27 de diciembre de 2015

Los libros viejos

Se desdibujan. Sus páginas amarillean, se ponen rígidas y quebradizas, frágiles. A veces, el pegamento o la costura ya no los sujetan y se deshojan, o la cubierta cede y se ahonda el surco que se hizo profundo con el uso, y es menos común pero también se descoyuntan del lomo.

Con los años, algunos libros se deterioran, guardan polvo y desprenden un intenso olor impregnado de vainilla. Unos resisten mal el devenir del tiempo, otros en cambio adquieren dignidad y resalta la calidad de sus materiales, el dibujo de las guardas, la tipografía fina, la línea del grabado de las ilustraciones y viñetas.

A pesar de mi torpeza manual, cuando alguno necesita reparación intento rehabilitarlo con remedios caseros. Los entablillo, refuerzo las costuras, busco con pegamento volver a ponerlos en su sitio, unir sus hojas. No siempre consigo resultados aceptables, pero tengo algunos ejemplares que eran de mi padre o de mi abuelo que me han quedado estupendos.

Un libro de papel, cartón, hilo, pegamento y tinta envejece al paso de dos generaciones. Cambia de color, se resquebraja, y no es difícil que se abra y se rompa entre las manos. Un libro de hace ochenta años es como un hombre de esa edad, y no puede ocultarla: se le nota en la piel, los órganos, los huesos.

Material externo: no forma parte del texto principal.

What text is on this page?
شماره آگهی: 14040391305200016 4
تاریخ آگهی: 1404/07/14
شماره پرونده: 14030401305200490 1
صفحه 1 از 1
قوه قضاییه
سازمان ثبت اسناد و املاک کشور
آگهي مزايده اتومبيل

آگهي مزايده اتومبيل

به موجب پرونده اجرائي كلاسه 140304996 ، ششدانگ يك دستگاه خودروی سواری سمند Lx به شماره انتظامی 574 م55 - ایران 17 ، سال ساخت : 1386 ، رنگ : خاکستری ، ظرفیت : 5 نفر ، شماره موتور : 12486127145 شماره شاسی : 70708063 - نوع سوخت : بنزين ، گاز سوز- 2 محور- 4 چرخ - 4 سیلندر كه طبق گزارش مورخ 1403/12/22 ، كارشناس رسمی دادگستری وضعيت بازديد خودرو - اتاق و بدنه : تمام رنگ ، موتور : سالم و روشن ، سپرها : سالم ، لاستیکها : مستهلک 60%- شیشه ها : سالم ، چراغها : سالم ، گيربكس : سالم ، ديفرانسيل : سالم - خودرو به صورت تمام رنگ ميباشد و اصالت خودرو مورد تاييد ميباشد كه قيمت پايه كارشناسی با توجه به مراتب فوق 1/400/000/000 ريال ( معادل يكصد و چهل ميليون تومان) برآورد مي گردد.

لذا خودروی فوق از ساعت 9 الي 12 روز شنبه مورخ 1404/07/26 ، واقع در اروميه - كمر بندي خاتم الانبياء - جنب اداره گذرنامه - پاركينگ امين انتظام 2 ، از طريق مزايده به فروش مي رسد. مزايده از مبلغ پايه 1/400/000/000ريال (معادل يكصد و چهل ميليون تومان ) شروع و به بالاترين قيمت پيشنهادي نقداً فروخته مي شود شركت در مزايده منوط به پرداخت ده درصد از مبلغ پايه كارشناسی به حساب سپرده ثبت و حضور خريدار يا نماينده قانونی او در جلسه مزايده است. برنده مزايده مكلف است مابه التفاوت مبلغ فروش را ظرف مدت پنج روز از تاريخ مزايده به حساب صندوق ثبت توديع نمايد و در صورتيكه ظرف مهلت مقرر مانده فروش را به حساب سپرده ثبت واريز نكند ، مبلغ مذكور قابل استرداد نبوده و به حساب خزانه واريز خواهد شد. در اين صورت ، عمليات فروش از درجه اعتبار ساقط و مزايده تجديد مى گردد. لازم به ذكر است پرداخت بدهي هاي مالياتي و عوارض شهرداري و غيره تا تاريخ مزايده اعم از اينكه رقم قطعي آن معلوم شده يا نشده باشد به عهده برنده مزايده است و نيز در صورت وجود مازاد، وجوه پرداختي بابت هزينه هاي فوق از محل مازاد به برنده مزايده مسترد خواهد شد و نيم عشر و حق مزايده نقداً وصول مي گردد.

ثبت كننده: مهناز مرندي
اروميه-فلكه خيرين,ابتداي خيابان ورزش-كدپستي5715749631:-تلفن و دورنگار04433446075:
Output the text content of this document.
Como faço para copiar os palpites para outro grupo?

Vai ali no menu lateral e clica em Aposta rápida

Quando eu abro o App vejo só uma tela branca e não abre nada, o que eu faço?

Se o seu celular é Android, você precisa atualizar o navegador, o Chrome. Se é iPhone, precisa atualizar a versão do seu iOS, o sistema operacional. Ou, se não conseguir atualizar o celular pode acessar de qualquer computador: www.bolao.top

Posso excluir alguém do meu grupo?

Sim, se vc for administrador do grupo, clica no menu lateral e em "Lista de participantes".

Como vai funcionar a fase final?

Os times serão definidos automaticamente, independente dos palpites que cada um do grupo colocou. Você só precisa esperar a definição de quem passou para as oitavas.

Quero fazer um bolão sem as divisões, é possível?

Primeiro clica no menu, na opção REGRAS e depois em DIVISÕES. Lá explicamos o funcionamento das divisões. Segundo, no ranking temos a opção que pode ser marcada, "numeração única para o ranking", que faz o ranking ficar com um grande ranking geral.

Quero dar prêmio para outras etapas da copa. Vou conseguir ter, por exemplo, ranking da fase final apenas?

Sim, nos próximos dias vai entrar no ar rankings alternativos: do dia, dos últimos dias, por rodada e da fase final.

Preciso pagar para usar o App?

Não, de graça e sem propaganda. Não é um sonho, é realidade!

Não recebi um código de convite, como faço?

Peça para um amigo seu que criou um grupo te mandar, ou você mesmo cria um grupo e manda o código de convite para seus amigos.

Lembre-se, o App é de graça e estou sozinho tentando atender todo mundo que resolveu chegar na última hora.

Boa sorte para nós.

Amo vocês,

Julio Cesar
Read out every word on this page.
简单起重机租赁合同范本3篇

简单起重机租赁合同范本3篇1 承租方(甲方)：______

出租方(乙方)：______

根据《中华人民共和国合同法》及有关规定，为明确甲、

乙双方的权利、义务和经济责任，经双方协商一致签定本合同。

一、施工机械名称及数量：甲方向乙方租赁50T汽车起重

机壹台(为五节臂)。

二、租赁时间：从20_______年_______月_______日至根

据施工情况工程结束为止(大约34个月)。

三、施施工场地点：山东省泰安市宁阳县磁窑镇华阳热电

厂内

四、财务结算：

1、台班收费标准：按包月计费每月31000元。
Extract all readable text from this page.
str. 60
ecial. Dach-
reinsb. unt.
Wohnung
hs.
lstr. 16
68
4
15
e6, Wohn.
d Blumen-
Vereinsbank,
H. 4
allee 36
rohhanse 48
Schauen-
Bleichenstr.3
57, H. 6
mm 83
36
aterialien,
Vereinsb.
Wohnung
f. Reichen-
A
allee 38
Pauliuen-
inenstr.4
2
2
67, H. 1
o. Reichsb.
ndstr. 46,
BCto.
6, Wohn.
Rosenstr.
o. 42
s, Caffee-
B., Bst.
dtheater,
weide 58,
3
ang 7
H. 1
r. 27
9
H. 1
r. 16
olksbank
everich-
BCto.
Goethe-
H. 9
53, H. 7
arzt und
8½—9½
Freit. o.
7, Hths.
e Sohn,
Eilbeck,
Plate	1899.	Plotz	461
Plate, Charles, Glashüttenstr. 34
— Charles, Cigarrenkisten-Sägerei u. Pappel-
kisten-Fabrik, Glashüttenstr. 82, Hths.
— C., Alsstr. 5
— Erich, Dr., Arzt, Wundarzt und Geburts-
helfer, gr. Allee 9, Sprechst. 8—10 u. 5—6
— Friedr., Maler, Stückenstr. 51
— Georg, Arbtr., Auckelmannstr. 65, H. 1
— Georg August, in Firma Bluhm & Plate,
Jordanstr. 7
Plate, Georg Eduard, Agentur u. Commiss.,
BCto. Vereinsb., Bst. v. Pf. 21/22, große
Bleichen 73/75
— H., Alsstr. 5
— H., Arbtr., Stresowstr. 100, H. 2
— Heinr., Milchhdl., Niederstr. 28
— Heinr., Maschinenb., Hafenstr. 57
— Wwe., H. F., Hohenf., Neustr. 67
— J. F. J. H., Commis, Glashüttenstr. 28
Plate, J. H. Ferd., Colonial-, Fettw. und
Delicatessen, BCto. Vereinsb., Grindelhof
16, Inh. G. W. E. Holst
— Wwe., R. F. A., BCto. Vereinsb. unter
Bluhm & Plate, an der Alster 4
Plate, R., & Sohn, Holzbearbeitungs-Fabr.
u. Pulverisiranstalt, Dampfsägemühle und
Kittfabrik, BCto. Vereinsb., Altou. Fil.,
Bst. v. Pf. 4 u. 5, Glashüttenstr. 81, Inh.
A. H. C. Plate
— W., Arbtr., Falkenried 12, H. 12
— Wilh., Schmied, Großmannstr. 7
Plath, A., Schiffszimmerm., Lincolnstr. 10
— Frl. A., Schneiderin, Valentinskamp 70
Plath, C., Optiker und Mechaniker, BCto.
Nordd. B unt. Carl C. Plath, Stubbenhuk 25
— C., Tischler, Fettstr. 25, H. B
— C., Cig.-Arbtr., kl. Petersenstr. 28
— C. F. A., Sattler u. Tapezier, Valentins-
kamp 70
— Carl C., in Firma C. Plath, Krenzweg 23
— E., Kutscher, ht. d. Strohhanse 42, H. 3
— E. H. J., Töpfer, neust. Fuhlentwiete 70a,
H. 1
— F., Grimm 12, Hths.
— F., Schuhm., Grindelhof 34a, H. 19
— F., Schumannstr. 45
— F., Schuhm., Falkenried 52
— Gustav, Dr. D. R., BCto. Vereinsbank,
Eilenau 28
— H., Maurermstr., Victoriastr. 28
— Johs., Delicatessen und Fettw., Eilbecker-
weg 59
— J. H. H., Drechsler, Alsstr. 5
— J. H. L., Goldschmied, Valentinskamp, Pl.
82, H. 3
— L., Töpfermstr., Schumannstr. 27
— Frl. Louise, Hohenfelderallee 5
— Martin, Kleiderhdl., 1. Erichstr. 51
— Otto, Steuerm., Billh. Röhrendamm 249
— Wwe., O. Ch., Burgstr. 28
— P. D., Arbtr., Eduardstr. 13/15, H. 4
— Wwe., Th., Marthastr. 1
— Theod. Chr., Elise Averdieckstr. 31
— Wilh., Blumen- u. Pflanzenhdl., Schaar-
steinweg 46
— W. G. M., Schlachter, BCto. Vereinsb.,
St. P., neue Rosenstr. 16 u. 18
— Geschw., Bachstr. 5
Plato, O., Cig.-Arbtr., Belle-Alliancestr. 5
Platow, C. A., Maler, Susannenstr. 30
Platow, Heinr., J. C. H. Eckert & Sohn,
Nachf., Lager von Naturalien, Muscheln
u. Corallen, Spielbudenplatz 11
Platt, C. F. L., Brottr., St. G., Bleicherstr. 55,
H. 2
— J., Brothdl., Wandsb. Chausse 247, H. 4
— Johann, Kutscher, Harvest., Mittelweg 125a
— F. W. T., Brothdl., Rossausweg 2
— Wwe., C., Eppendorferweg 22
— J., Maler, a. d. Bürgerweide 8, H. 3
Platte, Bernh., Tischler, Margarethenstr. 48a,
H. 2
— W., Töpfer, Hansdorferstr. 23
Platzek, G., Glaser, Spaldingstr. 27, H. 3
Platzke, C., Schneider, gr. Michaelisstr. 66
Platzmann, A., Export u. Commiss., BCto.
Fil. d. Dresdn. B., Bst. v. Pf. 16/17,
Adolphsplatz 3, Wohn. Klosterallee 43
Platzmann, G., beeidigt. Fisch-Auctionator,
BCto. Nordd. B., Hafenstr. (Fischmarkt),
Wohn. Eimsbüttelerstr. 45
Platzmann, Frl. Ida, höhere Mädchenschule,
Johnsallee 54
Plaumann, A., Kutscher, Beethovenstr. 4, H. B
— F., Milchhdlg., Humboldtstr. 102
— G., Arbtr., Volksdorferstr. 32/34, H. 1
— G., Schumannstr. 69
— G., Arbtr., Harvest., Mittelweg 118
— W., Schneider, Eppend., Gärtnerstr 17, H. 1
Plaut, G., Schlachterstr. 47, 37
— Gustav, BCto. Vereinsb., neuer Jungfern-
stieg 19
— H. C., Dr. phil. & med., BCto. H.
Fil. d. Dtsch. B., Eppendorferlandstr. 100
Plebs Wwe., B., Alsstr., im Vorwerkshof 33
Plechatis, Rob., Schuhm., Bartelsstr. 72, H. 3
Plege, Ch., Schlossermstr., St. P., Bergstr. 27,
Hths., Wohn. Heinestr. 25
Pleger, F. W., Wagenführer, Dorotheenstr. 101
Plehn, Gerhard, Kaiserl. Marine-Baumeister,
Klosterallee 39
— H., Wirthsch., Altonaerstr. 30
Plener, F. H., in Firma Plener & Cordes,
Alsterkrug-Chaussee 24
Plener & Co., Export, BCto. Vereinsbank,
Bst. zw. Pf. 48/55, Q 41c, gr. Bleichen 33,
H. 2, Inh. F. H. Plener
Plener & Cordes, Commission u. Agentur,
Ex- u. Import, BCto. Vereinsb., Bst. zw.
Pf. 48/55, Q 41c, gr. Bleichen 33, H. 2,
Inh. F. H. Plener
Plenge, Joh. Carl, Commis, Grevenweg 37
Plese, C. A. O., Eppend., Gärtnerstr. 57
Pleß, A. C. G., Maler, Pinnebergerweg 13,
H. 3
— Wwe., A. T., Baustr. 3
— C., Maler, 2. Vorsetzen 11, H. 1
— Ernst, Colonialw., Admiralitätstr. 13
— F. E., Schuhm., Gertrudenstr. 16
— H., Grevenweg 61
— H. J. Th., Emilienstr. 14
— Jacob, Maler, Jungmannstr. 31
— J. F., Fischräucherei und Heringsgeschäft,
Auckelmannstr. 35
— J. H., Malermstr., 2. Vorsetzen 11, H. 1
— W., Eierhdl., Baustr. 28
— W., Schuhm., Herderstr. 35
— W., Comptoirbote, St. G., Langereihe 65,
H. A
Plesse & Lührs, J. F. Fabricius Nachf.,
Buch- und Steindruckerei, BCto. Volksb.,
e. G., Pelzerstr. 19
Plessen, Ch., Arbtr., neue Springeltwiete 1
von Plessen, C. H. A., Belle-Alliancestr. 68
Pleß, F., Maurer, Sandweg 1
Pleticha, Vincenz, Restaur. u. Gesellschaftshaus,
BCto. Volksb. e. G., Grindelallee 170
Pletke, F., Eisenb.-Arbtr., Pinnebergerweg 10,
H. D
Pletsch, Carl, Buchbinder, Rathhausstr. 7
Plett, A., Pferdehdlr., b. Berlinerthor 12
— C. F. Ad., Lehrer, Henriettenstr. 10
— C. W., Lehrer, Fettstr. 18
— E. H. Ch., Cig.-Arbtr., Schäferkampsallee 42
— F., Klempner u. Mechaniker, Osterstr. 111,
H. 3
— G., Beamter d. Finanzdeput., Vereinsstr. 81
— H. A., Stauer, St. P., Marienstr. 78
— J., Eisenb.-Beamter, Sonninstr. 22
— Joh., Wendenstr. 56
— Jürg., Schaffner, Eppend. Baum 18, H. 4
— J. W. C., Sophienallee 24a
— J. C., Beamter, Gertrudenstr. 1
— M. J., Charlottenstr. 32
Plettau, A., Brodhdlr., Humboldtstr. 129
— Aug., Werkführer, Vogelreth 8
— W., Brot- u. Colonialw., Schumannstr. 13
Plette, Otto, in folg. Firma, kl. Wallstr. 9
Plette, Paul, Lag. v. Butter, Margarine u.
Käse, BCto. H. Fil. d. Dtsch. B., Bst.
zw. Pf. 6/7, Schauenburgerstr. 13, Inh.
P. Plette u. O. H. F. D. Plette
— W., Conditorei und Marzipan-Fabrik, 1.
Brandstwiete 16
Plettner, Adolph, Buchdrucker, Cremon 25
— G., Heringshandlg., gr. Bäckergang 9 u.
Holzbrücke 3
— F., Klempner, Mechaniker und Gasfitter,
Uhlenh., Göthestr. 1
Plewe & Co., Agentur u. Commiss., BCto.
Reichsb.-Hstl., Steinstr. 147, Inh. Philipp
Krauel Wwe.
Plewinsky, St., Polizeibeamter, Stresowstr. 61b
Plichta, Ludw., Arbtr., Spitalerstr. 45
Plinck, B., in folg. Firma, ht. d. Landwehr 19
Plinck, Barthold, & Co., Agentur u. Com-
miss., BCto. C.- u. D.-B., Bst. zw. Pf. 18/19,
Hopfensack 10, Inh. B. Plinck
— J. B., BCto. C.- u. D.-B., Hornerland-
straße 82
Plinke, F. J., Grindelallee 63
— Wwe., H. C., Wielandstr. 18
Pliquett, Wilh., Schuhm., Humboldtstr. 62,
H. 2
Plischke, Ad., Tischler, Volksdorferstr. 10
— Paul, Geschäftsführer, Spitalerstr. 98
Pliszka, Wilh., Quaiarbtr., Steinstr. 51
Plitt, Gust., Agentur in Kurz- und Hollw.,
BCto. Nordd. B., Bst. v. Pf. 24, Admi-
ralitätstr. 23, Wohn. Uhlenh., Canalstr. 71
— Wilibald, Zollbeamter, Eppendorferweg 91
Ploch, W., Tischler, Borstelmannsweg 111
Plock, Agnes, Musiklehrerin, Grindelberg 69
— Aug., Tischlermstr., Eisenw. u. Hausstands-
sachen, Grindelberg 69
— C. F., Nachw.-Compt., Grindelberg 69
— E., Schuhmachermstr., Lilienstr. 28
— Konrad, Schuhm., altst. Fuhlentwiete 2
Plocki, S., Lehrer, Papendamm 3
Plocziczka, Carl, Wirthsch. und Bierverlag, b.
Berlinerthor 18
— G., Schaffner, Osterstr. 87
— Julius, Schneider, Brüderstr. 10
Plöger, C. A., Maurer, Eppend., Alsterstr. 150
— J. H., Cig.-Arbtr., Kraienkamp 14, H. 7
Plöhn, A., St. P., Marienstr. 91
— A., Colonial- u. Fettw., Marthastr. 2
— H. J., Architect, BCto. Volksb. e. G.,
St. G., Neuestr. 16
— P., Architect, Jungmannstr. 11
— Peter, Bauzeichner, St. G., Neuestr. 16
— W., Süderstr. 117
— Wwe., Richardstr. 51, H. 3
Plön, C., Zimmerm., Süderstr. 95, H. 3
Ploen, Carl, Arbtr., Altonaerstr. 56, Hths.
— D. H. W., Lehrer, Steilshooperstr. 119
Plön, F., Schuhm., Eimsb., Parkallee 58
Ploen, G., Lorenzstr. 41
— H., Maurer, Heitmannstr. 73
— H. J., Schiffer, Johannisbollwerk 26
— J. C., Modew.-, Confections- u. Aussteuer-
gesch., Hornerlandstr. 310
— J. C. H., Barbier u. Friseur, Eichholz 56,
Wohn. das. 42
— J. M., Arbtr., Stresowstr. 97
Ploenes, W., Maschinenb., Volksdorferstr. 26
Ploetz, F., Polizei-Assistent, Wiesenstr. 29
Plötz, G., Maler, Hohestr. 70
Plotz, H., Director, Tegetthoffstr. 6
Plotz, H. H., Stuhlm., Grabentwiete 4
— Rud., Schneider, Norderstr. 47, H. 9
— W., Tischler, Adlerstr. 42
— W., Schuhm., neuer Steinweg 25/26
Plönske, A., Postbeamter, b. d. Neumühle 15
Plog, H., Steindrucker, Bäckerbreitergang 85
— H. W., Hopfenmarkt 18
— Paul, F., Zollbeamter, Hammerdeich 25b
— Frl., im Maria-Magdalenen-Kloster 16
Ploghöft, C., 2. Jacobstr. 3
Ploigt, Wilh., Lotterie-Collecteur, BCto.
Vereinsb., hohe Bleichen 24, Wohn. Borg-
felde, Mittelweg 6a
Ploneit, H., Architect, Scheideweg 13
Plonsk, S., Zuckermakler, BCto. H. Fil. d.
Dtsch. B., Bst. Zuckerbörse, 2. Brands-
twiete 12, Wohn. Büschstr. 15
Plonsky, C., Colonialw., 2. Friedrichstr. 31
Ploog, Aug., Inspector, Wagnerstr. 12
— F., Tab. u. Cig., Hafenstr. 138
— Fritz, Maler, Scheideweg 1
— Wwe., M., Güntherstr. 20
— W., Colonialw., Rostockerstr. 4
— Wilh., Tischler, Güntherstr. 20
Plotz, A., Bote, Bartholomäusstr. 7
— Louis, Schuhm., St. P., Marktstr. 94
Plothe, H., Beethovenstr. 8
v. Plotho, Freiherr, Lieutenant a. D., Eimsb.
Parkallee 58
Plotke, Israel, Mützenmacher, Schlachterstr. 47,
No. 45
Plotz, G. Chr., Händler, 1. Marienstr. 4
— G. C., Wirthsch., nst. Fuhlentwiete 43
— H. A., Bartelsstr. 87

Algo de humano tienen los libros, salvo que ellos no olvidan, y pueden ser útiles y leídos con provecho por mucho tiempo. Me parece una diferencia esencial, una ventaja implacable. Los libros guardan el pensamiento y la imaginación, razonan las ideas, preservan eléctricos los versos, conservan fielmente el conocimiento, las palabras, mucho después de que sus autores han partido. Como los hombres, al cabo de una vida, los libros también envejecen, pero conservan intacta la más grande virtud humana: todo lo saben, todo lo nombran, todo lo evocan, porque ellos no pierden la memoria.